Celebrating Great Films


Saturday, July 17, 2010

Inception

#83 at time of writing.

Just came back from watching the IMAX premiere of this with a few friends. I don't think I've come out of a film and talked about the plot - and the ending - so much since Donnie Darko. Without giving anything away, the last ten seconds of the film show something completely mundane, but had the whole room on the edge of their seats. When the screen went black, there was a collective gasp and spontaneous applause.

So, definitely entertaining. Definitely tense. Sufficiently clever and ambiguous to stir up a few hours of après-film conversation. Christopher Nolan has successfully maintained his near miraculous record of directorial excellence.
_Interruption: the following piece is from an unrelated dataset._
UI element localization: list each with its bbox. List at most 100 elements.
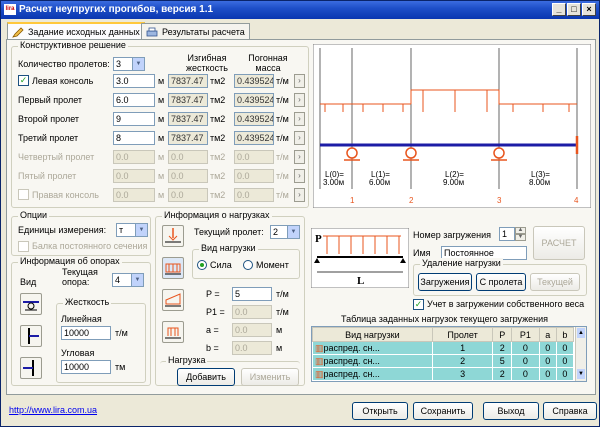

The central concept of stealing (and planting) ideas within people's dreams allows for some beautiful images of bending cities and gravity-defying hyperreality. Inception owes a lot to The Matrix, perhaps with sprinklings of Synecdoche, New York. Subtle it is not, but who needs subtle - this is Hollywood.

However, it has flaws.

Don't get me wrong, I heartily recommend this film. It's a big-screen film, confident and ambitious. But I think it suffers (although not nearly as fatally) from the same problem as the Matrix sequels. (Let's speak of them just this once, and then never again.) It is an overdose of exposition plus action. The plot is so complicated and so carefully laid out that character and emotional involvement feel squeezed into the edges.

As far as dream-within-a-dream films go this might beat Vanilla Sky, but I prefer the disorientation of eXistenZ or the emotion of Eternal Sunshine of the Spotless Mind. Still, I would gladly watch Inception again.

(Side note, David Walliams was sat behind us!)

1 comment:

  1. Anonymous12:46 am

    We'll have to swap theories about the ending! And, well, the beginning. And the middle as well.